11. The method of claim 10, wherein the obtaining the classified feature information corresponding to each type node in the first graph network by using the graph convolutional neural network comprises:

aiming at any type node in the first graph network, acquiring a state node connected with the any type node in the first graph network;

acquiring each type node connected with the state node in the first graph network;

12. The method of claim 3, further comprising:

acquiring medical electronic records of a plurality of users;

obtaining a status and classification for each of the plurality of users from the medical electronic record;

and constructing the first graph network and the second graph network according to the state and the classification of each user and each user.

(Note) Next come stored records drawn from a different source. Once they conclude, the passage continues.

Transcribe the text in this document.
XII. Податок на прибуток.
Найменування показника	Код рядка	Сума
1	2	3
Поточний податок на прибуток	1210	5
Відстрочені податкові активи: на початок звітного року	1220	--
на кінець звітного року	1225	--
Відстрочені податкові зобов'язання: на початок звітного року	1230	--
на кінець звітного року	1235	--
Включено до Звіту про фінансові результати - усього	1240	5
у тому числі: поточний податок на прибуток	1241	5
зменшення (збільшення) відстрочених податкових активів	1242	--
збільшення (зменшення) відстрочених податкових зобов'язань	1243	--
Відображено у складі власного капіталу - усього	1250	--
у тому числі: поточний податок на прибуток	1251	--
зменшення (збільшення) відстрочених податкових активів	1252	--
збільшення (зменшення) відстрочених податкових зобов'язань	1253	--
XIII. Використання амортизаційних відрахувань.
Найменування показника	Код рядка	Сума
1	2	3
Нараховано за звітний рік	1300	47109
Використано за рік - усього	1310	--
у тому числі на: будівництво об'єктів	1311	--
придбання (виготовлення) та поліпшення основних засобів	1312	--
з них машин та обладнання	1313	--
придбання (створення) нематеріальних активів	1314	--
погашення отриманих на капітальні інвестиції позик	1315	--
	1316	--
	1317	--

13. The method of claim 1, wherein the state descriptive data comprises health state data.

14. A data processing apparatus, characterized in that the apparatus comprises:

the display module is used for displaying a diagnosis guide service interface, a state input area and a session display area are arranged in the diagnosis guide service interface, and the state input area is used for receiving state description data input by a user;

the display module is further used for displaying the state description data in a session display area of the diagnosis guide service interface;

the display module is further configured to output a recommended state set related to the state description data, where the recommended state set includes at least one piece of recommended state description data;

the selection module is used for selecting at least one piece of recommended state description data from the recommended state set;

15. A computer-readable storage medium, characterized in that the computer storage medium stores a computer program comprising program instructions which are executed by a processor for performing the data processing method according to any one of claims 1 to 13.